Takeshi Kitano to Japan, however, is an entirely different realm. He’s a household name and a bona fide cultural icon of the entertainment industry. A comedian, tap dancer, actor, filmmaker, and painter, he is a true renaissance man who shifts between disciplines with an almost effortless fluidity. You can name names in Japanese showbiz, but good luck finding anyone who can match his stature and impact. Maybe Yukio Mishima, the author and poet-turned-ultranationalist disgrace, but then again, he wasn’t as effortlessly charismatic without his muscles, wasn’t as endlessly funny as Kitano, and only made me laugh when I read the details of his failed coup and botched seppuku on Wikipedia.
Kitano’s versatility as an entertainer extends to the films he makes, ranging from brutal yakuza thrillers like Outrage to meditative tales of human connection and purpose like A Scene at the Sea, and even heartwarming, family-friendly dramas like Kikujiro. He even dabbled into surrealism with his metatextual trilogy, which includes the previously mentioned Takeshis’, followed by Glory to the Filmmaker! and Achilles and the Tortoise.
Beat Takeshi as a mouse / Amazon Prime Video
Yet, for all his range, Broken Rage feels like Kitano’s way of confronting the fear of being pigeonholed as a one-trick pony and his life’s work being reduced into mere fragments of a much larger tapestry. Though Takeshi’s Castle still stands proud and strong, its king frets over the history books. Will they remember the grandeur of his kingdom or reduce it to a single, oversimplified jest? A career spanning 50 years, filled with reinvention and experimentation, risks being remembered through only two lenses: the comedic and the nihilistically violent. So, perhaps that’s why he structured the film into two contrasting halves — each representing the polar extremes of his filmography — as a way to craft something wholly unique and push back against the simplification of his artistic identity.
In this preoccupation with legacy, the film finds kinship with Hayao Miyazaki’s The Boy and the Heron. Both films are made by titans of Japanese cinema and grapple with how an artist’s body of work will be remembered, but with differing levels of optimism and acceptance. While Miyazaki embraces the inevitable decay of the tower he has built, encouraging the younger generation to construct towers of their own, Kitano takes a more defiant stance, determined to remind everyone that he has more than just two towers.

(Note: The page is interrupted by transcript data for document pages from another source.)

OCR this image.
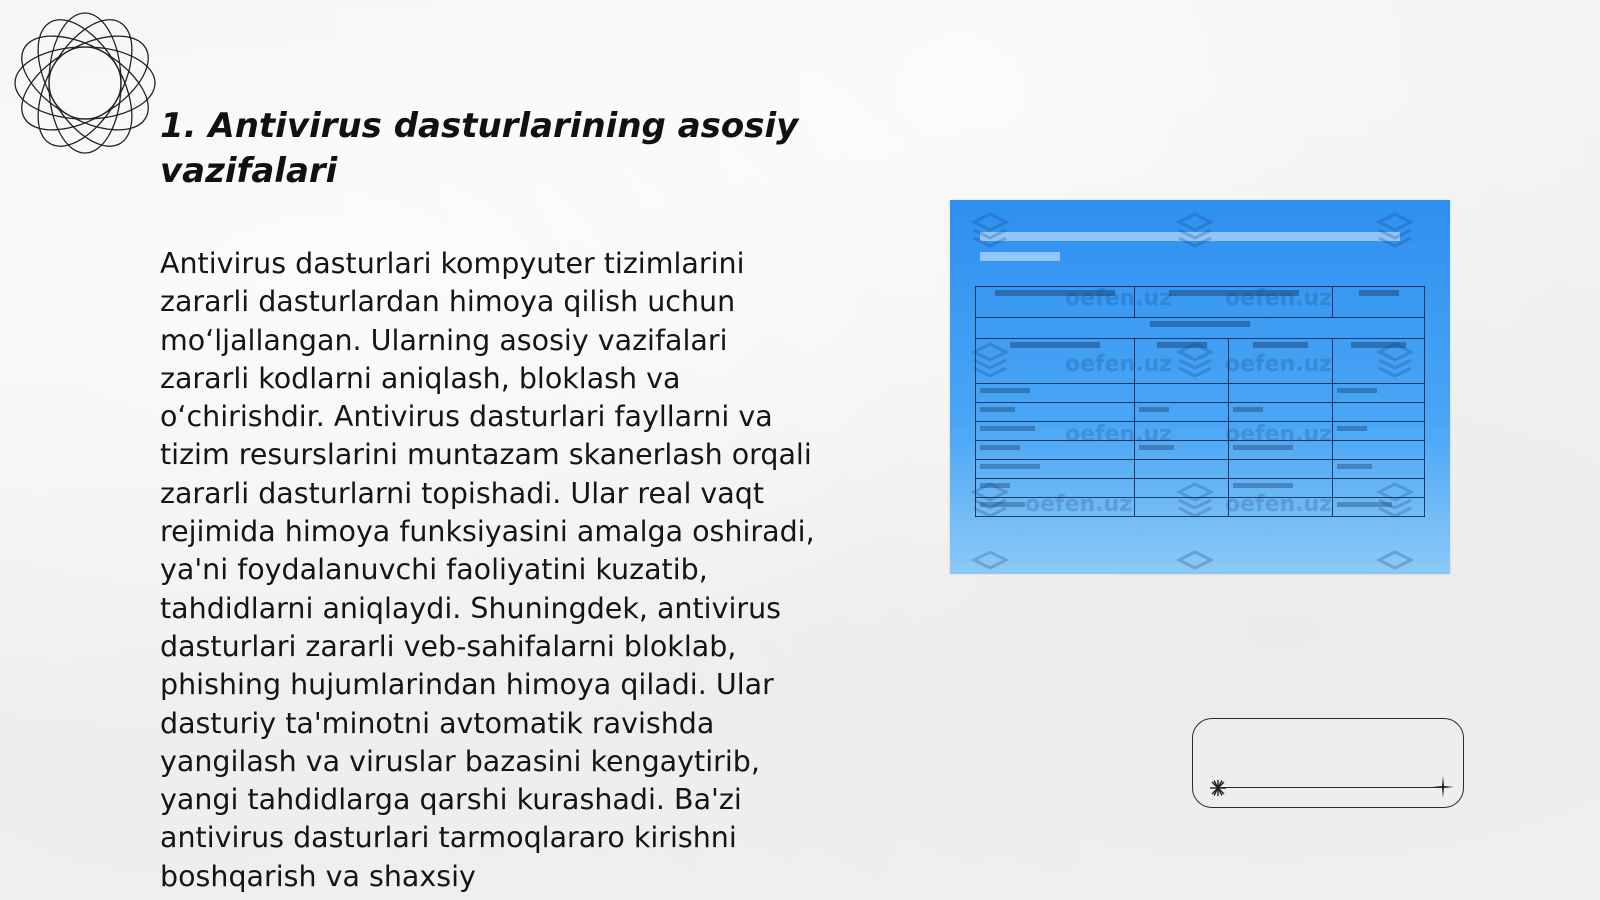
1. Antivirus dasturlarining asosiy
vazifalari

Antivirus dasturlari kompyuter tizimlarini zararli dasturlardan himoya qilish uchun mo‘ljallangan. Ularning asosiy vazifalari zararli kodlarni aniqlash, bloklash va o‘chirishdir. Antivirus dasturlari fayllarni va tizim resurslarini muntazam skanerlash orqali zararli dasturlarni topishadi. Ular real vaqt rejimida himoya funksiyasini amalga oshiradi, ya'ni foydalanuvchi faoliyatini kuzatib, tahdidlarni aniqlaydi. Shuningdek, antivirus dasturlari zararli veb-sahifalarni bloklab, phishing hujumlarindan himoya qiladi. Ular dasturiy ta'minotni avtomatik ravishda yangilash va viruslar bazasini kengaytirib, yangi tahdidlarga qarshi kurashadi. Ba'zi antivirus dasturlari tarmoqlararo kirishni boshqarish va shaxsiy

oefen.uz oefen.uz
oefen.uz oefen.uz
oefen.uz oefen.uz
oefen.uz	oefen.uz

But true to Broken Rage’s contradictory nature, Kitano can’t help but be realistic. A third part — one that few seem to acknowledge, content instead with basking in the nostalgia of the Kitano-esque brand of humor and violence — reveals just how trapped he feels in the confines of others’ expectations, as if it’s already too late to change people’s minds. This final rumination on legacy lends the film a tinge of sadness. For all its defiance, the film carries the weight of an artist grappling with the realization that, despite a lifetime of reinvention, perception is, more often than not, unshakable.
‘Broken Rage’ is currently streaming on Amazon Prime Video.